Imieniny: Leslawa, Zdzislawa, Stefana

Wydarzenia: Dzień Pocałunku

Pod oknem

Liturgia stacyjna na Skałce: Idźmy drogą miłosierdzia!

biskup robert chrząszcz fot. Biuro Prasowe Archidiecezji Krakowskiej

– Może spotkania stacyjne w krakowskich kościołach są okazją, by jeszcze raz rozpoznać naszą grzeszność, słabość, zaufać miłosiernemu Bogu? Wielki Post to święty czas, warto podjąć refleksję i nie bać się jej, mając odwagę podejmować słuszne decyzje – mówił bp Robert Chrząszcz podczas liturgii stacyjnej w Bazylice Świętych Michała Archanioła i Stanisława Biskupa Męczennika.

 

Na początku Mszy św. o. Mariusz Tabulski OSSP powiedział, że w Wielkim Poście w Rzymie pielgrzymowano do świątyń związanych z jednym z wielkich męczenników. Cześć oddawana świętym pozwalała wiernym w pełni przygotować się do świętowania Wielkanocy. – W tym duchu tradycji i tego, co nowe, bo zawsze, gdy sprawujemy liturgię uobecnia się Misterium Paschalne naszego Pana Jezusa Chrystusa, przybywamy pielgrzymując, aby przez wstawiennictwo świętych patronów tego miejsca podjąć wezwanie do pokuty, zadośćuczynienia i prosić o ducha skruchy dla nas i Kościoła – stwierdził. Zauważył, że wszyscy chcą w tym miejscu omodlić posługę bpa Roberta Chrząszcza, który przyjął święcenia kapłańskie w dniu poświęconym św. Stanisławowi. – Życzymy, by święty umacniał go na drodze posługi i był jego radością – powiedział.

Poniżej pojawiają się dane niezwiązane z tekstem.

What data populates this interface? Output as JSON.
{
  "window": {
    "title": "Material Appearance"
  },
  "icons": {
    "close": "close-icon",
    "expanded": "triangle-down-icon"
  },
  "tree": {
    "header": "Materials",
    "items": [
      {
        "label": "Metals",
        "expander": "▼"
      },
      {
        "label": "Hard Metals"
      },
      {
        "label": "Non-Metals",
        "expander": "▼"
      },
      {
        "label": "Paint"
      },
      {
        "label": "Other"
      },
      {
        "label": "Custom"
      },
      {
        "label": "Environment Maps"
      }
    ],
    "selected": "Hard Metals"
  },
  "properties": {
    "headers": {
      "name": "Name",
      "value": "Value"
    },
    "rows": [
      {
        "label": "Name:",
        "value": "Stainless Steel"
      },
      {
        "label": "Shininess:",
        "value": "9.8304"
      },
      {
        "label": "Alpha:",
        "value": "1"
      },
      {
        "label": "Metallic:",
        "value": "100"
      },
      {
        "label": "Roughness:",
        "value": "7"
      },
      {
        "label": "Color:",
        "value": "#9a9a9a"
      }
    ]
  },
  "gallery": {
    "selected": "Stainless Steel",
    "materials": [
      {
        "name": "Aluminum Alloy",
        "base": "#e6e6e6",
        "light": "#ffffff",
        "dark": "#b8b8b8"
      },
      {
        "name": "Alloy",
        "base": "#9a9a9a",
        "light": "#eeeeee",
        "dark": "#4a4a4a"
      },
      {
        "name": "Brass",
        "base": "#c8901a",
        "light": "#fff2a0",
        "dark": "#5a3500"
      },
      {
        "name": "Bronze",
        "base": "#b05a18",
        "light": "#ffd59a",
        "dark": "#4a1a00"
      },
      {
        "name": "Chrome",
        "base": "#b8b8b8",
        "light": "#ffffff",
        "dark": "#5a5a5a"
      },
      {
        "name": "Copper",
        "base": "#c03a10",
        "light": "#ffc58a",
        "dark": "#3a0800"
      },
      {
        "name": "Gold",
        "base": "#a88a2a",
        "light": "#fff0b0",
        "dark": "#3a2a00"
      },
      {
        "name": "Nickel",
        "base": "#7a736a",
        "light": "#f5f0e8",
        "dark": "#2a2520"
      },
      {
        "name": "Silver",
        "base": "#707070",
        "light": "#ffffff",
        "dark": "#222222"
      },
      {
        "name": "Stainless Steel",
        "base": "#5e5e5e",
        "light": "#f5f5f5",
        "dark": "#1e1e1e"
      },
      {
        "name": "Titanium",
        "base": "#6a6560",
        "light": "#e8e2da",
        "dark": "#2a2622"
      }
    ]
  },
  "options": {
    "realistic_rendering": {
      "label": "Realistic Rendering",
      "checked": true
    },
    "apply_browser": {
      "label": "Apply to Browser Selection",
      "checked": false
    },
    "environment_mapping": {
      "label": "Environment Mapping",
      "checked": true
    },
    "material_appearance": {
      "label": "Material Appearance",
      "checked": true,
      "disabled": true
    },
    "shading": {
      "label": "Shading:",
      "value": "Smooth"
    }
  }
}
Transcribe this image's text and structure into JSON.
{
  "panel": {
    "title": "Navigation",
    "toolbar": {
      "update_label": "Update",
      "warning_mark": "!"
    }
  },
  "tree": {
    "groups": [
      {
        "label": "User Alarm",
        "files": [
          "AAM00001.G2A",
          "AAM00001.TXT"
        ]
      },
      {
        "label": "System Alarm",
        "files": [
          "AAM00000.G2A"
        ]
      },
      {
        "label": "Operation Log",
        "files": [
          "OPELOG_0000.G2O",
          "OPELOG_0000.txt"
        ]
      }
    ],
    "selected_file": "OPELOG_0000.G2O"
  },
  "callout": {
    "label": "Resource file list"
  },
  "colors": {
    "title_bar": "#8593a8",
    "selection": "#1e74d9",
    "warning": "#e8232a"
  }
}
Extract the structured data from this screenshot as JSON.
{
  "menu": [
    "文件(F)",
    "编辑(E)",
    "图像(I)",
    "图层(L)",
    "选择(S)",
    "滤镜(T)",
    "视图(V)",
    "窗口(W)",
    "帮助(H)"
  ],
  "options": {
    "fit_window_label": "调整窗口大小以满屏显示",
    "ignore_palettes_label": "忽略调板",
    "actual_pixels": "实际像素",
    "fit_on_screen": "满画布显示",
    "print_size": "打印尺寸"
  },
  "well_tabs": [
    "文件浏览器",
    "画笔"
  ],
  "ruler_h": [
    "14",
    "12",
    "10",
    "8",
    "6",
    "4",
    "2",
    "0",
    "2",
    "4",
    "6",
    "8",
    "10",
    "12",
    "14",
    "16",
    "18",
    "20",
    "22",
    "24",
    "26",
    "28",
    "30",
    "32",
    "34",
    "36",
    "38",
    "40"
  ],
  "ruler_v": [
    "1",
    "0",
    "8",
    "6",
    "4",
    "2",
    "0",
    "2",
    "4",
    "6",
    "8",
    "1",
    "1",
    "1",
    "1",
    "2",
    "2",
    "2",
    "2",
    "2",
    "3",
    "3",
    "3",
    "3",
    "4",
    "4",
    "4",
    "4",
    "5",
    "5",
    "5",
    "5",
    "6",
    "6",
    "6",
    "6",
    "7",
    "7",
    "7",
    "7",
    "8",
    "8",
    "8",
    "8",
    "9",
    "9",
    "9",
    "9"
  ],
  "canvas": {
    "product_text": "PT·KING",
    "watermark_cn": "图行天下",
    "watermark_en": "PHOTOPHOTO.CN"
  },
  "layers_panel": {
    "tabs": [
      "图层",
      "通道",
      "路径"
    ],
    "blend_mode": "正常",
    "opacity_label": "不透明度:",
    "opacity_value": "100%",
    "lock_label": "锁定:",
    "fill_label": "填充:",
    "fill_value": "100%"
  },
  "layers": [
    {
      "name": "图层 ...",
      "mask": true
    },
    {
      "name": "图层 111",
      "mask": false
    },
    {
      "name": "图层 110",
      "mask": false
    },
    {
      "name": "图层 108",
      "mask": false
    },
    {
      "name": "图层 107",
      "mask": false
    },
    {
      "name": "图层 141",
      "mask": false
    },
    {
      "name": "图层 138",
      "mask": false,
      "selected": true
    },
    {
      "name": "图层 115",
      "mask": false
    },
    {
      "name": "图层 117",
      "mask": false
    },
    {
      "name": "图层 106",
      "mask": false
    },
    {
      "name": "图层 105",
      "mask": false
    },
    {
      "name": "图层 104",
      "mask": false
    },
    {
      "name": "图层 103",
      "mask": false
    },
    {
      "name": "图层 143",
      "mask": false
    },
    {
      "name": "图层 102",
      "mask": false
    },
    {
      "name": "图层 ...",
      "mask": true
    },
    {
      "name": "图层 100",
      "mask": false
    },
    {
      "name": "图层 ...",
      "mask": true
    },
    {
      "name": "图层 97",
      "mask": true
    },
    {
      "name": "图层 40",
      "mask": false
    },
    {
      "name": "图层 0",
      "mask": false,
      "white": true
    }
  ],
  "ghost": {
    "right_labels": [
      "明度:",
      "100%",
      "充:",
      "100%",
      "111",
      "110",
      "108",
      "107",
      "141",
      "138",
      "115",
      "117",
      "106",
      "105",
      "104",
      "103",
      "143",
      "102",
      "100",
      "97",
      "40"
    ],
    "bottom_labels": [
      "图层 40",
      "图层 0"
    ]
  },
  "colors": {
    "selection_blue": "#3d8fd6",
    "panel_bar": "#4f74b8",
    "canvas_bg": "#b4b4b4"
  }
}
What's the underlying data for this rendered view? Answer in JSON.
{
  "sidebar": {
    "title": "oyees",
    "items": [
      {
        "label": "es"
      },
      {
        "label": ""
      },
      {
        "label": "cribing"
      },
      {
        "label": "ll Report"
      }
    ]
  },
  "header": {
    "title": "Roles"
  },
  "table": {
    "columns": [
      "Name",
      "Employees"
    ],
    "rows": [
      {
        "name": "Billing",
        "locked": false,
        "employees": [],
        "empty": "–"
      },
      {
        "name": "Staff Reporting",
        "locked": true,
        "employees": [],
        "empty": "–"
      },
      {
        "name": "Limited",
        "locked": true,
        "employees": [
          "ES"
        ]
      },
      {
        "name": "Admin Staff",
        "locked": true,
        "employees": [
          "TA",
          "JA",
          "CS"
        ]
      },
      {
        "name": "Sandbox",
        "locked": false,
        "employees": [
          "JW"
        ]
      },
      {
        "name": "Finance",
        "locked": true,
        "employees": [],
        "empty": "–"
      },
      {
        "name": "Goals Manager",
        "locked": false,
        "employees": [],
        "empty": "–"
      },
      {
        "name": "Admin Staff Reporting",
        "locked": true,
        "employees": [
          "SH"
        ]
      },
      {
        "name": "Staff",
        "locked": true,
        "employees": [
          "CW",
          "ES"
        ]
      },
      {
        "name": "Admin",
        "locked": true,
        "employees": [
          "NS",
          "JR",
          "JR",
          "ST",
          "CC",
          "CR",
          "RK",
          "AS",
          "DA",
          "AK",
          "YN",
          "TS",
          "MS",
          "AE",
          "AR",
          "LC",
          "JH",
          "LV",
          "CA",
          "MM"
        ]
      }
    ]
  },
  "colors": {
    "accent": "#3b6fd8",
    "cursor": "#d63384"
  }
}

W homilii, biskup odniósł się do Liturgii Słowa i zauważył, że psalmista charakteryzuje człowieka jako osobę słabą, potrzebującą Bożego zmiłowania. W tym kontekście, warto zwrócić uwagę na historię swego życia i historię przodków. Do refleksji zachęcają dzisiejsze kościoły stacyjne w Rzymie i Krakowie: Bazylika św. Klemensa i Bazylika Świętych Michała Archanioła i Stanisława Biskupa Męczennika.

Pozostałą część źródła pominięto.